California Genealogy and History Archives
|Thomas William Howell
The remarkable changes wrought in California for more than thirty-five years past have been witnessed by Thomas W. Howell, who since his arrival on the western coast in 1874 has spent the greater part of the intervening time in Sonoma county. The descendant of southern ancestry, he was born in Lafayette county, Mo., in 1862, the son of parents who were also natives of that state. The father is still living, but the mother passed away when her son was a small child; after her death he became an inmate of the home of his maternal grandparents, by whom he was reared until able to became self-supporting.

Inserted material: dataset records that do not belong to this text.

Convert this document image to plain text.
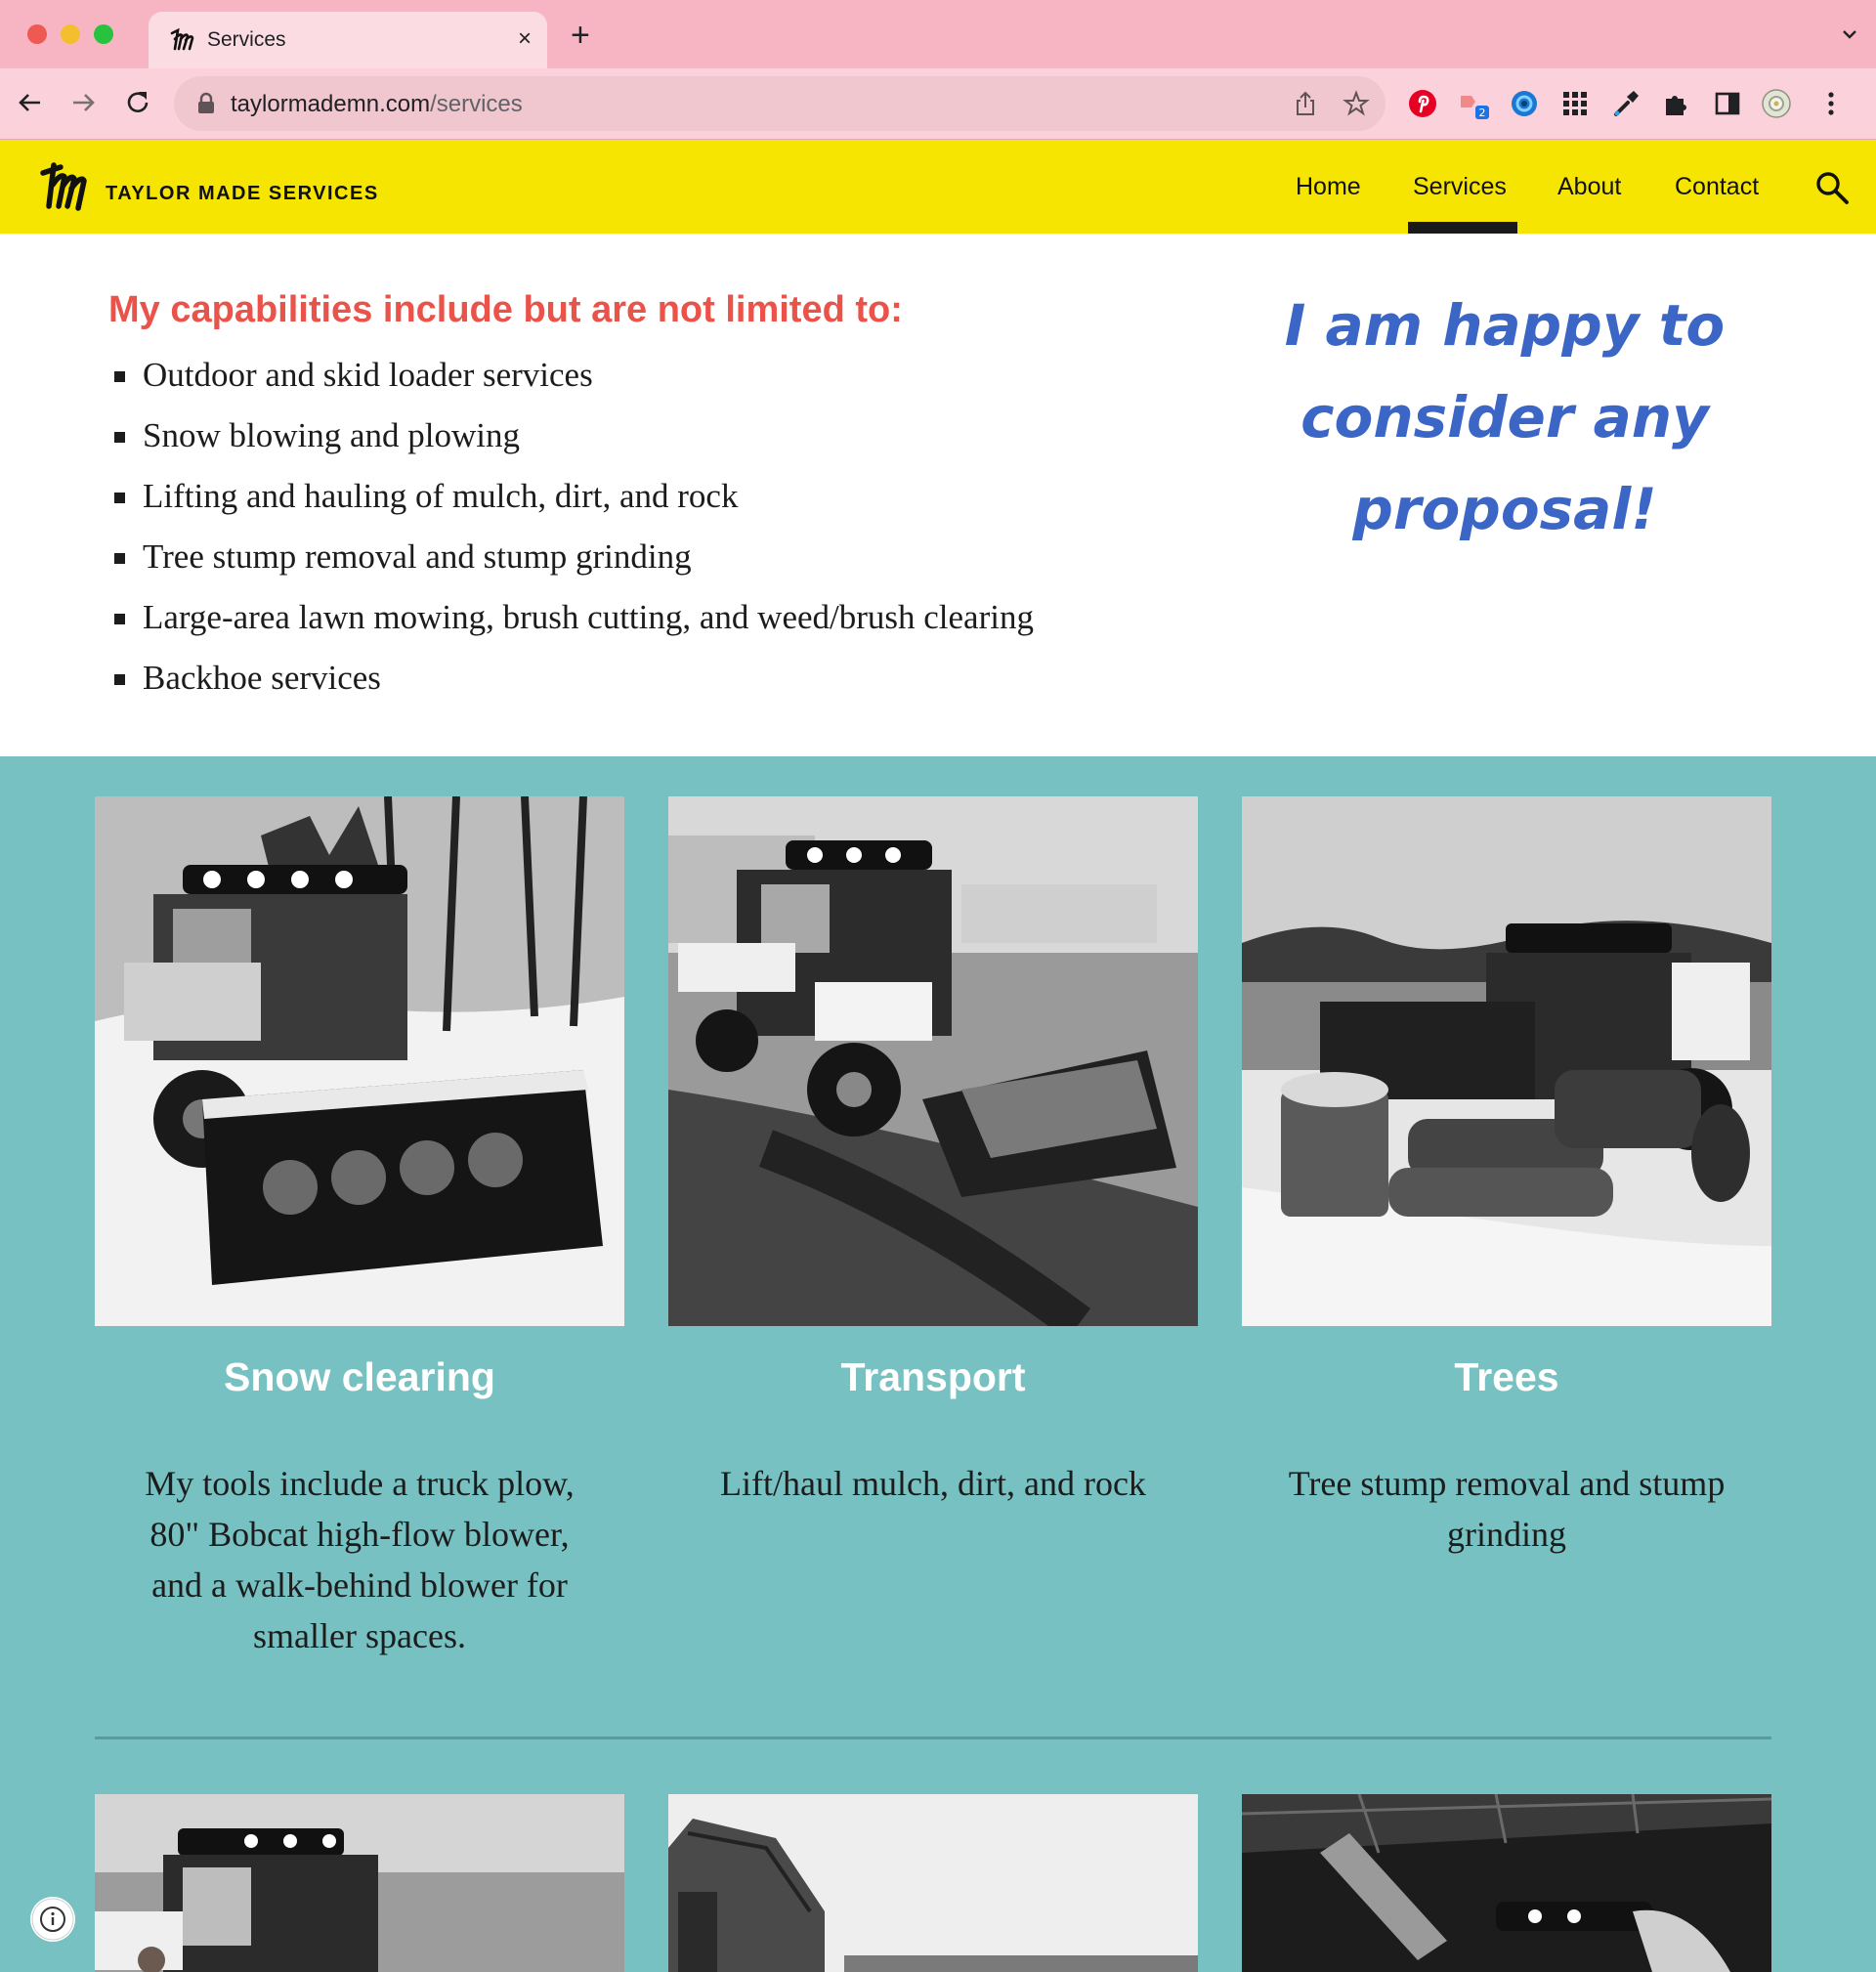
Services	× +
taylormademn.com/services	2
TAYLOR MADE SERVICES	Home Services About Contact
My capabilities include but are not limited to:
Outdoor and skid loader services
Snow blowing and plowing
Lifting and hauling of mulch, dirt, and rock
Tree stump removal and stump grinding
Large-area lawn mowing, brush cutting, and weed/brush clearing
Backhoe services
I am happy to
consider any
proposal!
Snow clearing
My tools include a truck plow,
80" Bobcat high-flow blower,
and a walk-behind blower for
smaller spaces.
Transport
Lift/haul mulch, dirt, and rock
Trees
Tree stump removal and stump
grinding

When he was twelve years old Mr. Howell's grandparents immigrated to California, settlement being made on the Sacramento river in Colusa county, and this continued to be their home for about eight years. In the meantime Mr. Howell had grown to young manhood, and having had considerable experience as a farm hand he ventured out on his own behalf. For about two years he was not definitely located, working on ranches in various .parts of the state until 1884, when he came to Sonoma county. It was some time after locating here, in 1906, that he selected and purchased the ranch on which he has since lived, on Rural Route No. 5 from Santa Rosa. This is an exceptionally choice piece of land, comprising twenty-three acres, besides which he has seventy-five acres of leased land. The greater part of the last-mentioned land is in hay, of which his crop for the season of 1909 amounted to one hundred and fifteen tons. Sixteen acres of his own land is in hops, this crop yielding bountifully also, his returns for the season just mentioned being $1,000. Six acres of prunes upon the leased land brought $600, a very satisfactory return, indeed all of his crops of that season more than met his expectation, and his prospects for the present year are even brighter. He also raises sufficient horses for his own needs.

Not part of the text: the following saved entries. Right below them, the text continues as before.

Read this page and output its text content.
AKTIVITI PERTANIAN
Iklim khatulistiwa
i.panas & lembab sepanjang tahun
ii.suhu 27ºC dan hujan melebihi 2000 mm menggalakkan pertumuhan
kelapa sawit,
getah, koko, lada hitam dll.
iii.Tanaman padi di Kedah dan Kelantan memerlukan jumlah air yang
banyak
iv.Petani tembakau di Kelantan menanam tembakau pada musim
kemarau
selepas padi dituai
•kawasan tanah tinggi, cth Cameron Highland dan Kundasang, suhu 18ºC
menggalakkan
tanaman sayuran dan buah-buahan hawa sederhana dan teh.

In 1885 Mr. Howell was united in marriage with Miss Anna Burns, a native of the county in which she still lives, and five children have been born of this marriage. The eldest, May Elizabeth, became the wife of Garrett Nelligan, and with her husband and one child is living in Suisun City. Pearl H. is unmarried and engaged in the millinery business in Santa Rosa. The other children, Myrtle L., Ralph I. and Raymond M., are all at home. Mrs. Howell's parents were natives of Ireland, and both are now deceased.
Politically Mr. Howell is a Democrat, and fraternally is identified with a number of orders, among them the Woodmen of the World, the Knights of Columbus and a branch of the Woodcraft. In the best sense of that much abused term Mr. Howell is a self-made man, circumstances depriving him of the natural parental protection, although his grandparents did all in their power to supply this lack. He has always been interested in the welfare of children, especially in providing them with good school facilities, as his work in behalf of education will testify. He has one sister, Mrs. Dexter Turtle, living in Santa Rosa.